キラルネマチック液晶(別名コレステリック液晶;CLC)は、自己組織化したらせん超構造体であり、サーモグラフィー、反射型ディスプレイ、可変カラーフィルター、ミラーレスレーザー発振などに実際に応用されている。CLCらせん軸の動的三次元遠隔制御が望まれているが、こうした制御は非常に難しい。例えば、交流電場の印加、基板のアンカリング条件の変更、基板の表面トポグラフィーの変更によって、らせん軸の向きを基板に対して垂直から平行に変えることができる。それとは別に、直流電場によって、基板に平行ならせん軸の面内回転を誘導できる。今回我々は、CLCらせん軸の三次元操作と対掌性の反転が、光刺激だけで実現されることを報告する。また、これまで複雑な集積システムや光フェーズドアレイを用いて行われていた可逆的な光駆動二次元広域ビーム操作を、このらせん軸制御法を用いて実証する。

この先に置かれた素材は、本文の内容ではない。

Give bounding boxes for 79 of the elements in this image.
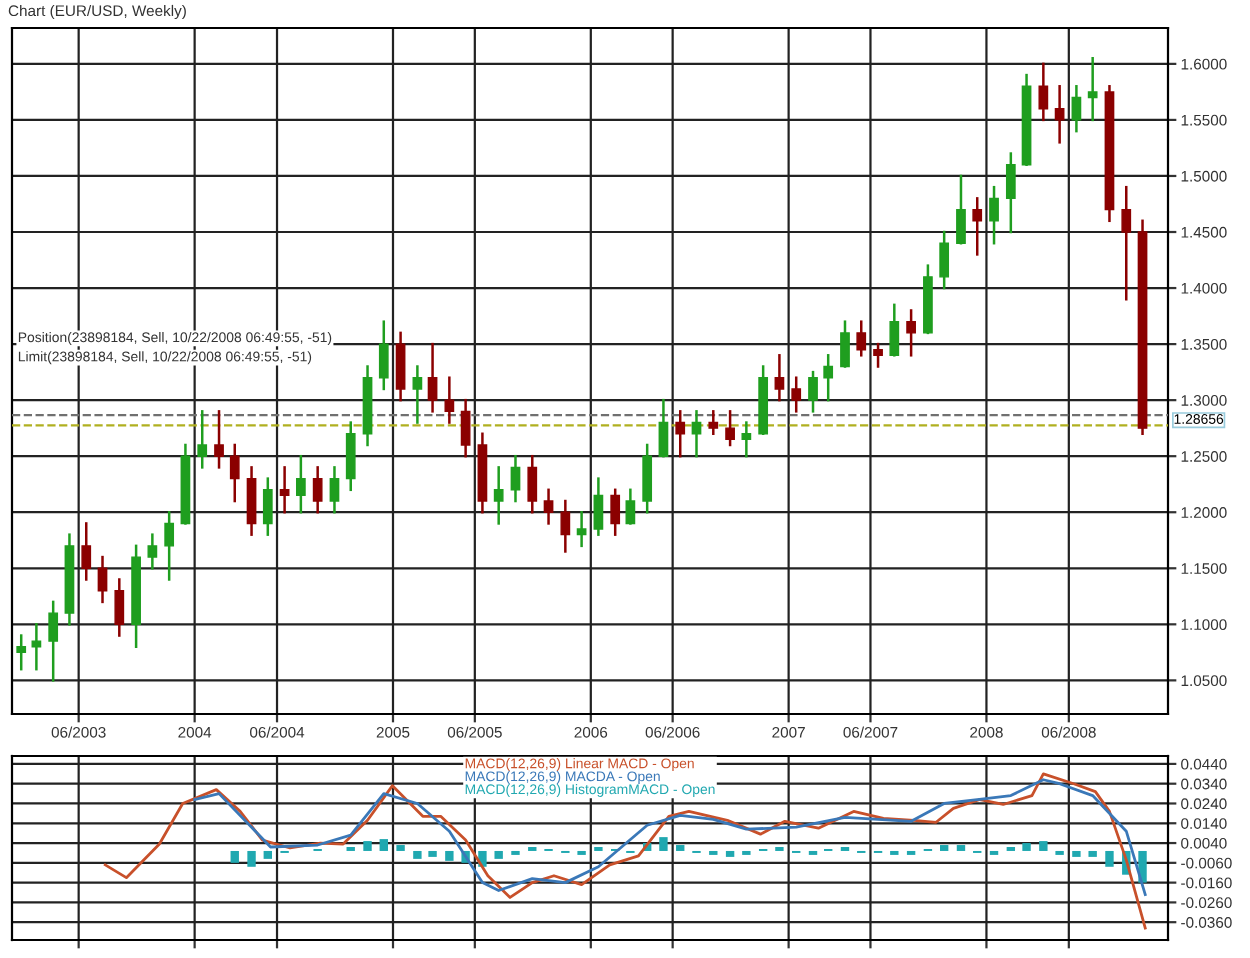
- candlestick: [31, 623, 42, 671]
- candlestick: [147, 533, 158, 570]
- candlestick: [164, 510, 175, 581]
- bar: [956, 845, 966, 851]
- candlestick: [395, 331, 406, 402]
- candlestick: [114, 578, 125, 637]
- candlestick: [279, 466, 290, 514]
- bar: [494, 850, 503, 859]
- bar: [230, 850, 239, 863]
- candlestick: [741, 421, 752, 458]
- candlestick: [610, 488, 621, 536]
- candlestick: [16, 634, 27, 671]
- candlestick: [312, 466, 323, 514]
- bar: [939, 845, 949, 851]
- candlestick: [527, 454, 538, 514]
- candlestick: [378, 320, 389, 391]
- candlestick: [1038, 62, 1049, 122]
- candlestick: [675, 410, 686, 458]
- candlestick: [840, 320, 850, 368]
- candlestick: [97, 555, 108, 604]
- bar: [1072, 850, 1081, 857]
- bar: [659, 837, 668, 851]
- candlestick: [444, 376, 455, 424]
- bar: [428, 850, 437, 857]
- bar: [379, 839, 388, 851]
- bar: [676, 845, 685, 851]
- candlestick: [1121, 185, 1132, 301]
- candlestick: [1071, 85, 1082, 133]
- candlestick: [560, 499, 571, 553]
- candlestick: [427, 342, 438, 413]
- candlestick: [823, 354, 834, 402]
- candlestick: [939, 230, 950, 290]
- candlestick: [295, 454, 306, 514]
- candlestick: [229, 443, 240, 503]
- candlestick: [197, 410, 208, 469]
- candlestick: [329, 466, 340, 514]
- candlestick: [873, 342, 883, 368]
- candlestick: [725, 410, 735, 447]
- candlestick: [262, 477, 273, 536]
- bar: [263, 850, 273, 859]
- candlestick: [576, 510, 587, 548]
- candlestick: [1087, 57, 1098, 122]
- candlestick: [625, 488, 636, 525]
- candlestick: [1054, 85, 1065, 144]
- candlestick: [214, 410, 224, 469]
- candlestick: [791, 376, 802, 413]
- candlestick: [989, 185, 999, 245]
- bar: [725, 850, 735, 857]
- candlestick: [906, 309, 916, 357]
- candlestick: [1005, 152, 1016, 234]
- bar: [1039, 841, 1048, 851]
- candlestick: [460, 398, 471, 458]
- candlestick: [48, 600, 59, 682]
- candlestick: [658, 398, 669, 458]
- candlestick: [593, 477, 604, 536]
- bar: [363, 841, 372, 851]
- bar: [247, 850, 256, 867]
- bar: [1022, 843, 1031, 851]
- bar: [1088, 850, 1097, 857]
- line-series: [103, 772, 1147, 930]
- candlestick: [543, 488, 554, 525]
- candlestick: [889, 303, 900, 357]
- candlestick: [510, 454, 521, 503]
- candlestick: [856, 320, 867, 357]
- candlestick: [345, 421, 356, 492]
- candlestick: [956, 174, 966, 245]
- candlestick: [412, 365, 423, 424]
- candlestick: [972, 197, 983, 256]
- bar: [396, 845, 405, 851]
- candlestick: [708, 410, 719, 436]
- candlestick: [774, 354, 785, 402]
- candlestick: [493, 466, 504, 525]
- candlestick: [246, 466, 257, 536]
- bar: [445, 850, 454, 861]
- bar: [413, 850, 422, 859]
- bar: [1105, 850, 1114, 867]
- candlestick: [81, 522, 92, 581]
- candlestick: [808, 370, 818, 413]
- candlestick: [642, 443, 653, 514]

今回の光による三次元操作において、らせん軸は順次、垂直から平行に可逆的に遷移した後、基板表面に沿って面内回転する。こうした可逆的操作は、セルの厚さ、表面アンカリング条件、ピッチ長などの実験パラメーターに依存する。熱緩和が起こらないため、光で駆動されたあらゆる中間状態から系を順方向にも逆方向にも動かすことができる。我々は、二層セルにおいて、二次元回折状態、一次元回折状態、回折「オフ」状態の間の可逆的な光制御についても報告する。